## Use of LangChain and Azure OpenAI
### Notebook 3 - Retrieval Augmentation Generation

In [1]:
# Importing required packages
from langchain_openai import AzureChatOpenAI, AzureOpenAIEmbeddings
from langchain.document_loaders import PyPDFLoader
from langchain_community.vectorstores import FAISS
from langchain.chains.combine_documents import create_stuff_documents_chain
from langchain_core.prompts import ChatPromptTemplate
from langchain.chains import create_retrieval_chain
import os

**Note**: If connecting LangChain to Azure OpenAI endpoint, ensure that you don't have local OPENAI_API_BASE environment variable, as otherwise you will get a type value error, with the following error message - "*As of openai>=1.0.0, Azure endpoints should be specified via the `azure_endpoint` param not `openai_api_base` (or alias `base_url`)*". 

In [2]:
# Extracting environment variables
AOAI_API_BASE = os.getenv("AZURE_OPENAI_API_BASE")
AOAI_API_KEY = os.getenv("AZURE_OPENAI_API_KEY")
AOAI_API_VERSION = os.getenv("AZURE_OPENAI_API_VERSION")
AOAI_DEPLOYMENT1 = os.getenv("AZURE_OPENAI_API_DEPLOY")
AOAI_DEPLOYMENT2 = os.getenv("AZURE_OPENAI_API_DEPLOY_EMBED")

In [3]:
# Creating an instance of Azure OpenAI GPT-4
llm = AzureChatOpenAI(
    api_key = AOAI_API_KEY,
    api_version = AOAI_API_VERSION,
    azure_endpoint = AOAI_API_BASE,
    azure_deployment = AOAI_DEPLOYMENT1,
)

In [4]:
# Creating an instance of Azure OpenAI Embeddings
embeddings = AzureOpenAIEmbeddings(
    api_key = AOAI_API_KEY,
    api_version = AOAI_API_VERSION,
    azure_endpoint = AOAI_API_BASE,
    azure_deployment = AOAI_DEPLOYMENT2,
)

In [5]:
# Creating array of pages
loader = PyPDFLoader("data/NorthwindHealthPlus_BenefitsDetails.pdf")
pages = loader.load_and_split()

In [6]:
# Checking number of loaded pages
print(f"Number of pages in a new array: {len(pages)}")
print(f"Content of 1st page: {pages[0]}")

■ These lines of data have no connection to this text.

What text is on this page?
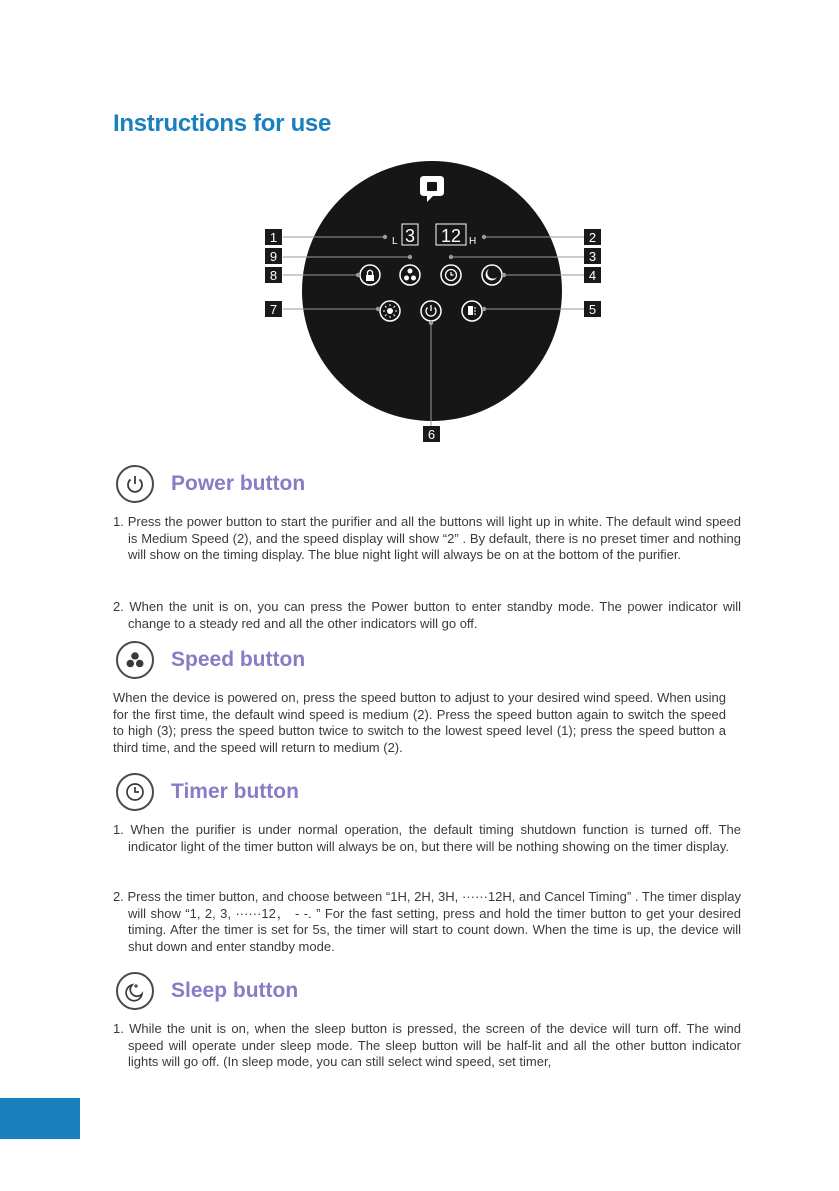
Instructions for use
L 3 12 H
1
9
8
7
2
3
4
5
6
Power button

1. Press the power button to start the purifier and all the buttons will light up in white. The default wind speed is Medium Speed (2), and the speed display will show “2” . By default, there is no preset timer and nothing will show on the timing display. The blue night light will always be on at the bottom of the purifier.

2. When the unit is on, you can press the Power button to enter standby mode. The power indicator will change to a steady red and all the other indicators will go off.

Speed button

When the device is powered on, press the speed button to adjust to your desired wind speed. When using for the first time, the default wind speed is medium (2). Press the speed button again to switch the speed to high (3); press the speed button twice to switch to the lowest speed level (1); press the speed button a third time, and the speed will return to medium (2).

Timer button

1. When the purifier is under normal operation, the default timing shutdown function is turned off. The indicator light of the timer button will always be on, but there will be nothing showing on the timer display.

2. Press the timer button, and choose between “1H, 2H, 3H, ······12H, and Cancel Timing” . The timer display will show “1, 2, 3, ······12， - -. ” For the fast setting, press and hold the timer button to get your desired timing. After the timer is set for 5s, the timer will start to count down. When the time is up, the device will shut down and enter standby mode.

Sleep button

1. While the unit is on, when the sleep button is pressed, the screen of the device will turn off. The wind speed will operate under sleep mode. The sleep button will be half-lit and all the other button indicator lights will go off. (In sleep mode, you can still select wind speed, set timer,
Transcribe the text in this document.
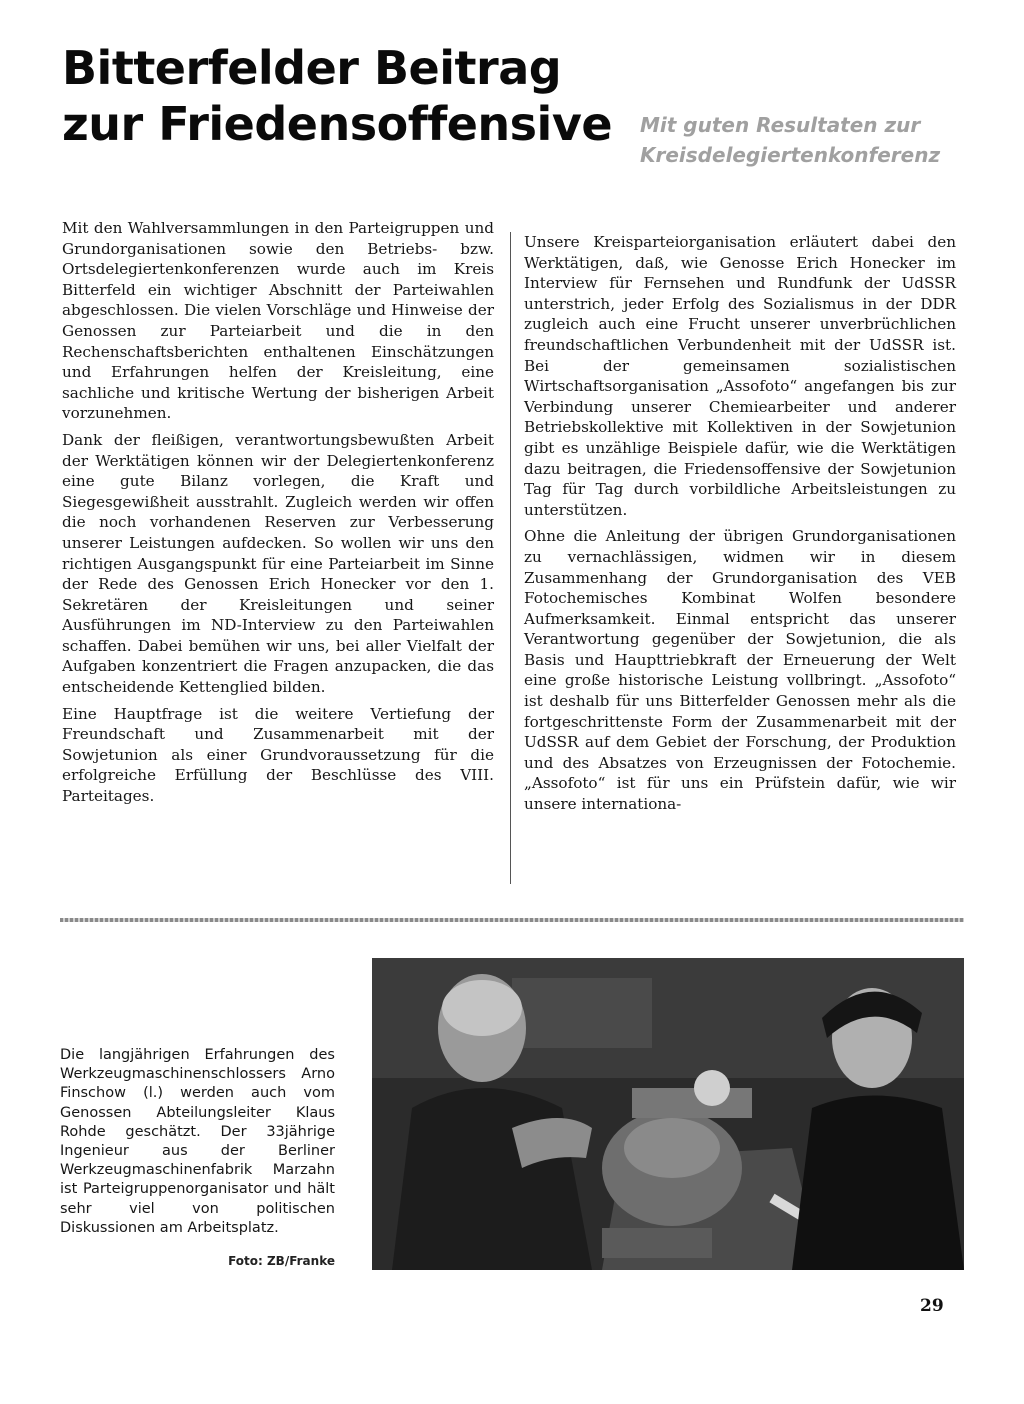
Bitterfelder Beitrag
zur Friedensoffensive	Mit guten Resultaten zur
Kreisdelegiertenkonferenz

Mit den Wahlversammlungen in den Parteigruppen und Grundorganisationen sowie den Betriebs- bzw. Ortsdelegiertenkonferenzen wurde auch im Kreis Bitterfeld ein wichtiger Abschnitt der Parteiwahlen abgeschlossen. Die vielen Vorschläge und Hinweise der Genossen zur Parteiarbeit und die in den Rechenschaftsberichten enthaltenen Einschätzungen und Erfahrungen helfen der Kreisleitung, eine sachliche und kritische Wertung der bisherigen Arbeit vorzunehmen.

Dank der fleißigen, verantwortungsbewußten Arbeit der Werktätigen können wir der Delegiertenkonferenz eine gute Bilanz vorlegen, die Kraft und Siegesgewißheit ausstrahlt. Zugleich werden wir offen die noch vorhandenen Reserven zur Verbesserung unserer Leistungen aufdecken. So wollen wir uns den richtigen Ausgangspunkt für eine Parteiarbeit im Sinne der Rede des Genossen Erich Honecker vor den 1. Sekretären der Kreisleitungen und seiner Ausführungen im ND-Interview zu den Parteiwahlen schaffen. Dabei bemühen wir uns, bei aller Vielfalt der Aufgaben konzentriert die Fragen anzupacken, die das entscheidende Kettenglied bilden.

Eine Hauptfrage ist die weitere Vertiefung der Freundschaft und Zusammenarbeit mit der Sowjetunion als einer Grundvoraussetzung für die erfolgreiche Erfüllung der Beschlüsse des VIII. Parteitages.

Unsere Kreisparteiorganisation erläutert dabei den Werktätigen, daß, wie Genosse Erich Honecker im Interview für Fernsehen und Rundfunk der UdSSR unterstrich, jeder Erfolg des Sozialismus in der DDR zugleich auch eine Frucht unserer unverbrüchlichen freundschaftlichen Verbundenheit mit der UdSSR ist. Bei der gemeinsamen sozialistischen Wirtschaftsorganisation „Assofoto“ angefangen bis zur Verbindung unserer Chemiearbeiter und anderer Betriebskollektive mit Kollektiven in der Sowjetunion gibt es unzählige Beispiele dafür, wie die Werktätigen dazu beitragen, die Friedensoffensive der Sowjetunion Tag für Tag durch vorbildliche Arbeitsleistungen zu unterstützen.

Ohne die Anleitung der übrigen Grundorganisationen zu vernachlässigen, widmen wir in diesem Zusammenhang der Grundorganisation des VEB Fotochemisches Kombinat Wolfen besondere Aufmerksamkeit. Einmal entspricht das unserer Verantwortung gegenüber der Sowjetunion, die als Basis und Haupttriebkraft der Erneuerung der Welt eine große historische Leistung vollbringt. „Assofoto“ ist deshalb für uns Bitterfelder Genossen mehr als die fortgeschrittenste Form der Zusammenarbeit mit der UdSSR auf dem Gebiet der Forschung, der Produktion und des Absatzes von Erzeugnissen der Fotochemie. „Assofoto“ ist für uns ein Prüfstein dafür, wie wir unsere internationa-

Die langjährigen Erfahrungen des Werkzeugmaschinenschlossers Arno Finschow (l.) werden auch vom Genossen Abteilungsleiter Klaus Rohde geschätzt. Der 33jährige Ingenieur aus der Berliner Werkzeugmaschinenfabrik Marzahn ist Parteigruppenorganisator und hält sehr viel von politischen Diskussionen am Arbeitsplatz.

Foto: ZB/Franke
29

Number of pages in a new array: 109
Content of 1st page: page_content='Contoso Electronics  \nNorthwind Health Plus Plan' metadata={'source': 'data/NorthwindHealthPlus_BenefitsDetails.pdf', 'page': 0}


You may need to install FAISS package first with ```pip install faiss-cpu```

In [7]:
# Creating vector store with FAISS
vector = FAISS.from_documents(pages, embeddings)

In [8]:
# Defining document chain
prompt = ChatPromptTemplate.from_template("""
Answer the following question based only on the provided context:

<context>
{context}
</context>

Question: {input}
"""
)

document_chain = create_stuff_documents_chain(llm, prompt)

In [9]:
# Defining retrieval chain
retriever = vector.as_retriever()
retrieval_chain = create_retrieval_chain(retriever, document_chain)

In [10]:
# Testing RAG chain
response = retrieval_chain.invoke({"input": "What is Northwind Health Plus?"})
print(response["answer"])

Northwind Health Plus is a comprehensive group health plan sponsored by Contoso and administered by Northwind Health. It provides participants with a wide range of health benefits and services, including coverage for medical, vision, and dental services, as well as prescription drug coverage, mental health and substance abuse services, and preventive care services. The plan allows members to choose from a variety of in-network providers, and it also covers emergency services. The plan is designed to supplement existing health insurance coverage, and it includes cost-sharing arrangements like co-pays, deductibles, and out-of-pocket maximums. Members are responsible for a portion of the premium, which is deducted from their paycheck, and may also incur additional costs when they receive health care services.